Nutrition and lifestyle made simple

The government makes it complicated and complex, we make it simple…I wonder if I should update this picture with my new found love for carnivory…

The government makes it complicated and complex, we make it simple…I wonder if I should update this picture with my new found love for carnivory…

From The Archives - I’m going back through the old blog and reposting some of the best articles.

Our specialty is fitness through strength, but as I've said many times before, the gym is not the most important thing in your life, no matter how much I want it to be. Since we can't hold your hand the 23 other hours of a day that you're not with us, we wanted to give you a simple (warning: simple doesn't mean easy!) set of guidelines that can get you started in rounding out the other parts of your life that affect your health.

This is intentionally a one-size-fits-all kickstart. It should work for most people most of the time, but since everyone is a special snowflake, there are parts we might have to tweak, but only after you've given this an honest try. This is geared towards the average person who walks through our doors. If you are a power athlete or a marathon runner you will have different requirements, so be smart before you blindly follow this.

If you've been trying to dial everything in and want to take care of the big things first, this is a great place to start. Try it out for 30-60 days, see how you feel and then we can start tweaking after we see how it works for you.


When it comes to sleep and health, the more sleep, the better. Get as much sleep at night as you can get away with, at least 8-9 hours each night, and more if you can manage it. Your body is doing hard work while you’re sleeping, so don’t feel like you’re wasting time while sleeping! Naps are good too if your schedule allows.


It’s important to manage stress because your body won’t recover if it gets the signal from your brain that you’re in crisis mode. Relaxation techniques and meditation can be good tools to manage stress. Practice good time management and prioritize your activities. Make sure that the exercise you do is fun and restorative rather than a chore. Take long walks and get plenty of sun, and spend time with people that make you feel happy and supported.

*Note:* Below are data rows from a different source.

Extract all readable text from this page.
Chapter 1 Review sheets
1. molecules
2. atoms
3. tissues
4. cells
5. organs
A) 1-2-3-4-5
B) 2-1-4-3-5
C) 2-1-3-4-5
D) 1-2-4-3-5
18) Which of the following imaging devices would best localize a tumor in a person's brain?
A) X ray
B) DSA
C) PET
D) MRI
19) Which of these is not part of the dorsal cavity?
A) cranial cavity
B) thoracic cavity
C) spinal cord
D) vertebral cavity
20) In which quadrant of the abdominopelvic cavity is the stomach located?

You will need to eat - more than you probably are right now! It’s not just about quantity of food: focus on good quality foods and stay away from junk food. In general, choose foods that are both calorie-dense and nutrition-dense. Also stay away from inflammatory foods to avoid illness and injury.


For protein, eat quality meats, eggs, and seafood. The quality of your protein is important because it will make up a large portion of your diet. Aim to eat 1 gram of protein per pound of lean body mass per day. This will work out to approximately at least half a pound of meat or 4 eggs at breakfast, lunch, and dinner. Good sources include grass-fed beef, pastured pork and chicken, wild-caught fish and shellfish, and cage-free eggs. Sometimes you can’t get these good sources and are stuck with conventional versions, for example, when you’re eating at a restaurant or if you need to save money on groceries - then stick with leaner cuts because it’s the fats that are problematic in conventional meats. Avoid soy, products made with soy, and legumes, as they are inflammatory, can be difficult to digest. Soy also messes with androgens - never touch soy.


Eat as many vegetables as you like, raw or cooked. If you cook them, they don’t take up too much space and crowd out the protein! Whole fruits are fine, but avoid jams, jellies, and juices and other sugary drinks. For starches, stick to potatoes (avoid the skins), yams and sweet potatoes, other starchy tubers, and plantains. If you’re active and not overweight, white rice can be okay too. Don’t eat any grains except for white rice. It’s especially important to avoid anything made from wheat, as it is highly inflammatory. Whole grains and gluten-free substitutes are still inflammatory, and you should avoid them too.


Fat is not bad, but the quality of the fat you eat is important. There are many good sources of fat. Eat the fat in grass-fed and pastured meats. Use butter, avocado oil, coconut oil, and bacon fat to cook meats and veggies. Coconut milk is a great, dense source of fat - stir it into soups, stews, and curries. Olive oil is great for salads but avoid it for high-temperature cooking. Nuts are okay in moderation, but avoid peanuts. Avocadoes and olives are other good sources of fat.

Other Stuff

Including dairy works for some people and not for others. Many people find that cutting it out improves digestive, skin, and other health conditions, but some people are well-adapted to it. For mass gain, dairy can be very effective as long as it’s not causing you problems, so it’s up to you if you want to include it. If you do, stick to whole milk and full-fat dairy products, and source the best quality that you can (organic, grass-fed).

Keep your sugar intake low. Avoid obvious junk food like candy, cake, packaged foods, and fast food. When you splurge on a treat, make it something that’s actually worth it - good quality ice cream rather than junk from the checkout counter.

Don’t think of these food guidelines as being restrictive. Think of them as helping you eat the best quality, most nutritious, satisfying, flavorful foods. A steak dinner with potatoes and buttered vegetables, eggs and bacon for breakfast, fresh fruit - these are decadent foods made to be enjoyed. If you start getting frustrated or bored, see us for ideas!